On May 5 of this year, he caught several traffic citations including No Valid Registration, Driving Suspended, and Operating Uninsured.
On June 7 he was popped for Driving Revoked on one of the ratty lawnmowers he used in odd jobs.
On August 3, after aggravating the residents of the trailer park driving up and down the street on a loud lawnmower with the singular purpose, said residents there, of annoying them, he ran a truck into a vehicle owned by Larry Harmon. He was cited for Failure to Notify about Damage of an Unattended Vehicle and Operating Uninsured. It’s unclear where he obtained the vehicle he was driving when he accomplished this, a 1986 Ford; working as a mechanic for Charley Cohen at Charley’s on Illinois Route 130 north of Olney, he had vehicles in his possession that weren’t his but which he was tasked with repairing, so he was, as he had two decades ago in Johnson County with the Gibsons, driving the vehicles and telling people that they were his. One of them, belonging to Aaron Hackney, was parked at the trailer Ramey was by this time sharing with another female fitting the profile of those he targeted, overweight, mentally deficient and low esteem, Misty Coseboon.
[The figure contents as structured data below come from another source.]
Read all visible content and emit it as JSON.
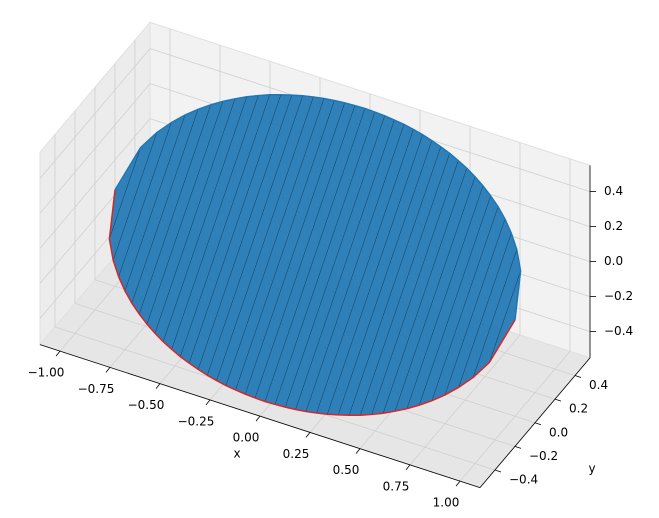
{
  "chart_data": {
    "type": "curves3d",
    "x_label": "x",
    "y_label": "y",
    "xlim": [
      -1.1,
      1.1
    ],
    "ylim": [
      -0.55,
      0.55
    ],
    "zlim": [
      -0.55,
      0.55
    ],
    "xticks": [
      {
        "value": -1,
        "label": "−1.00"
      },
      {
        "value": -0.75,
        "label": "−0.75"
      },
      {
        "value": -0.5,
        "label": "−0.50"
      },
      {
        "value": -0.25,
        "label": "−0.25"
      },
      {
        "value": 0,
        "label": "0.00"
      },
      {
        "value": 0.25,
        "label": "0.25"
      },
      {
        "value": 0.5,
        "label": "0.50"
      },
      {
        "value": 0.75,
        "label": "0.75"
      },
      {
        "value": 1,
        "label": "1.00"
      }
    ],
    "yticks": [
      {
        "value": -0.4,
        "label": "−0.4"
      },
      {
        "value": -0.2,
        "label": "−0.2"
      },
      {
        "value": 0,
        "label": "0.0"
      },
      0.2,
      0.4
    ],
    "zticks": [
      {
        "value": -0.4,
        "label": "−0.4"
      },
      {
        "value": -0.2,
        "label": "−0.2"
      },
      {
        "value": 0,
        "label": "0.0"
      },
      0.2,
      0.4
    ],
    "grid": true,
    "fill_color": "#1f77b4",
    "x": [
      -1,
      -0.95,
      -0.9,
      -0.85,
      -0.8,
      -0.75,
      -0.7,
      -0.65,
      -0.6,
      -0.55,
      -0.5,
      -0.45,
      -0.4,
      -0.35,
      -0.3,
      -0.25,
      -0.2,
      -0.15,
      -0.1,
      -0.05,
      0,
      0.05,
      0.1,
      0.15,
      0.2,
      0.25,
      0.3,
      0.35,
      0.4,
      0.45,
      0.5,
      0.55,
      0.6,
      0.65,
      0.7,
      0.75,
      0.8,
      0.85,
      0.9,
      0.95,
      1
    ],
    "series": [
      {
        "color": "#1f77b4",
        "y": [
          0,
          0.156,
          0.218,
          0.263,
          0.3,
          0.331,
          0.357,
          0.38,
          0.4,
          0.418,
          0.433,
          0.447,
          0.458,
          0.468,
          0.477,
          0.484,
          0.49,
          0.494,
          0.497,
          0.499,
          0.5,
          0.499,
          0.497,
          0.494,
          0.49,
          0.484,
          0.477,
          0.468,
          0.458,
          0.447,
          0.433,
          0.418,
          0.4,
          0.38,
          0.357,
          0.331,
          0.3,
          0.263,
          0.218,
          0.156,
          0
        ],
        "z": [
          0,
          0.156,
          0.218,
          0.263,
          0.3,
          0.331,
          0.357,
          0.38,
          0.4,
          0.418,
          0.433,
          0.447,
          0.458,
          0.468,
          0.477,
          0.484,
          0.49,
          0.494,
          0.497,
          0.499,
          0.5,
          0.499,
          0.497,
          0.494,
          0.49,
          0.484,
          0.477,
          0.468,
          0.458,
          0.447,
          0.433,
          0.418,
          0.4,
          0.38,
          0.357,
          0.331,
          0.3,
          0.263,
          0.218,
          0.156,
          0
        ]
      },
      {
        "color": "#d62728",
        "y": [
          0,
          -0.156,
          -0.218,
          -0.263,
          -0.3,
          -0.331,
          -0.357,
          -0.38,
          -0.4,
          -0.418,
          -0.433,
          -0.447,
          -0.458,
          -0.468,
          -0.477,
          -0.484,
          -0.49,
          -0.494,
          -0.497,
          -0.499,
          -0.5,
          -0.499,
          -0.497,
          -0.494,
          -0.49,
          -0.484,
          -0.477,
          -0.468,
          -0.458,
          -0.447,
          -0.433,
          -0.418,
          -0.4,
          -0.38,
          -0.357,
          -0.331,
          -0.3,
          -0.263,
          -0.218,
          -0.156,
          0
        ],
        "z": [
          0,
          -0.156,
          -0.218,
          -0.263,
          -0.3,
          -0.331,
          -0.357,
          -0.38,
          -0.4,
          -0.418,
          -0.433,
          -0.447,
          -0.458,
          -0.468,
          -0.477,
          -0.484,
          -0.49,
          -0.494,
          -0.497,
          -0.499,
          -0.5,
          -0.499,
          -0.497,
          -0.494,
          -0.49,
          -0.484,
          -0.477,
          -0.468,
          -0.458,
          -0.447,
          -0.433,
          -0.418,
          -0.4,
          -0.38,
          -0.357,
          -0.331,
          -0.3,
          -0.263,
          -0.218,
          -0.156,
          0
        ]
      }
    ]
  }
}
According to Larry Harmon, he couldn’t make his deductible, so Ramey, in possession of the RV and not a lot of money, later gave that RV title to Harmon as he had nothing else of value to his name. Harmon was able to sell the RV for just enough money to make his deductible and get his vehicle fixed.
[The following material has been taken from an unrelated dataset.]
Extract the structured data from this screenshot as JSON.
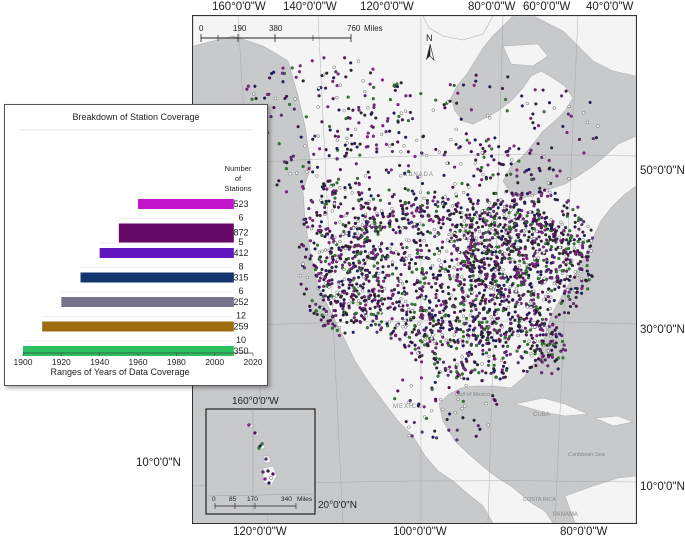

The day before damaging Harmon’s vehicle, however, Ramey had gotten into an altercation with a 16-year-old, Jeffery C. Owens, at Ramey’s trailer. On August 2, it’s alleged that Ramey battered Owens by punching him in the lip, causing a red mark. As of press time, Disclosure had been unable to track down Owens and there’s no indication in public documents what happened to provoke the altercation, nor who Owens is to Ramey.
Coseboon was able to post the $150 cash bond and Ramey was out and set to go to court on Sept. 6, 2016.
Small claims in court November 23, 2016
Then finally, on November 1, 2016, Ramey, acting pro se (as his own counsel), filed a small claims case against former Olney mayor Tom Fehrenbacher.
In his suit, Ramey claims that Fehrenbacher had contracted with him to cut down ten trees (another odd job Ramey was doing – whether under the table or not – was cutting down trees and splitting the logs to sell as firewood) at $500 a tree. Ramey claimed that he’d sought payment but Fehrenbacher hadn’t submitted it. He was seeking $5,000 plus costs of suit.
In the late morning of Wednesday, November 23, Ramey appeared in court, cleaned up, not smelling, his hair combed and his clothes neat. Judge Kim Harrell heard the beginning of the case on its first appearance; Fehrenbacher was represented by current Olney mayor and attorney Ray Vaughn. The hearing was brief; the case was set for a bench trial to commence January 11. Court officials said Ramey walked out of the courtroom at 11:16 a.m.
Eight hours later, Sabrina Stauffenberg’s body was found near the rail line running through Olney, raped and dead of suffocation.